I’m afraid I now have to add my voice to those others critical of the Obama administration. But my particular objection concerns an issue not extensively raised heretofore: his spy-exchange policy.
The inspiration here comes – as it so often does these days – from a tweet:
The reference is to this article in the Swiss paper 24 Heures about ancient Cuban strongman Fidel Castro recently emerging in public to rail against his old bugbear, the US. Turns out the authorities there have been holding an American businessman for eight months now, whom they are still “investigating.” How convenient: maybe to get him back the US government would be willing to exchange five already-convicted Cuban spies, namely the so-called “Cuban Five” who were dispatched to Florida to infiltrate Cuban exile organizations, one of whom was then found guilty of “conspiracy to commit murder.”
Any six-year-old marble-trader (not to mention The Doors) could tell you what’s wrong with that deal: they want five of ours for just one of theirs! And why would Fidel believe that the US would even consider such an unequal transaction? Because no less than a month ago the Obama administration did accept precisely that in sending ten suspected spies back to Russia in exchange for only four in return! Shortly thereafter, VP Biden tried to downplay this disparity by asserting that “[w]e got back four really good ones.”

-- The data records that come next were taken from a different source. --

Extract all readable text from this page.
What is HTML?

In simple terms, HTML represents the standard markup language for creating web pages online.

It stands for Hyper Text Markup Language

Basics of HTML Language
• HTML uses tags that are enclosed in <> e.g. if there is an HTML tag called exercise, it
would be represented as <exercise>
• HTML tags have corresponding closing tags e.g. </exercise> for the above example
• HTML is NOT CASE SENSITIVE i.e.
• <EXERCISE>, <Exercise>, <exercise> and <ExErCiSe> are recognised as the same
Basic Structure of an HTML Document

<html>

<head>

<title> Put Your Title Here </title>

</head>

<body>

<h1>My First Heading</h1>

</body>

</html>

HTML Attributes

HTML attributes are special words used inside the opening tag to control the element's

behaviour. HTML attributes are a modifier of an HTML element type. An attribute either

But anyone can see that that is far from true. In fact, all you need to do to disprove Biden’s assertion is examine the case of but one of those Russians, Anna Chapman (which, strangely, is precisely what Biden and his talk-show host Jay Leno then proceeded to do!). From the considerable value-added that has been derived from her already – like this, and also this – it’s clear that, in fact, Ms. Chapman alone should have been worth the return of ten of our own spies from Russian jails – at least.
But apparently Obama has rather less trading-savvy than any man-on-the-street, so the Russian spy exchange went through and Anna Chapman was gone – oh so irretrievably gone! That’s what makes Fidel think he can dangle a similarly lopsided sort of deal in front of US authorities and that they’ll go for it as well, but this sort of soft-headedness in the spy-horse-trading market has got to stop!
P.S. Interestingly, the latest English-language coverage I’ve been able to find so far on this Cuban spy issue, like this recent piece from the Associate Press, completely misses the agent-exchange point by focusing instead on Castro’s characterization of the treatment of one of those imprisoned Cuban spies by US authorities as “torture.”
That’s ridiculous! The United States does not “torture” – not like they do on the island of Cuba! Why, I can distinctly remember the last President, George W. Bush, saying precisely that.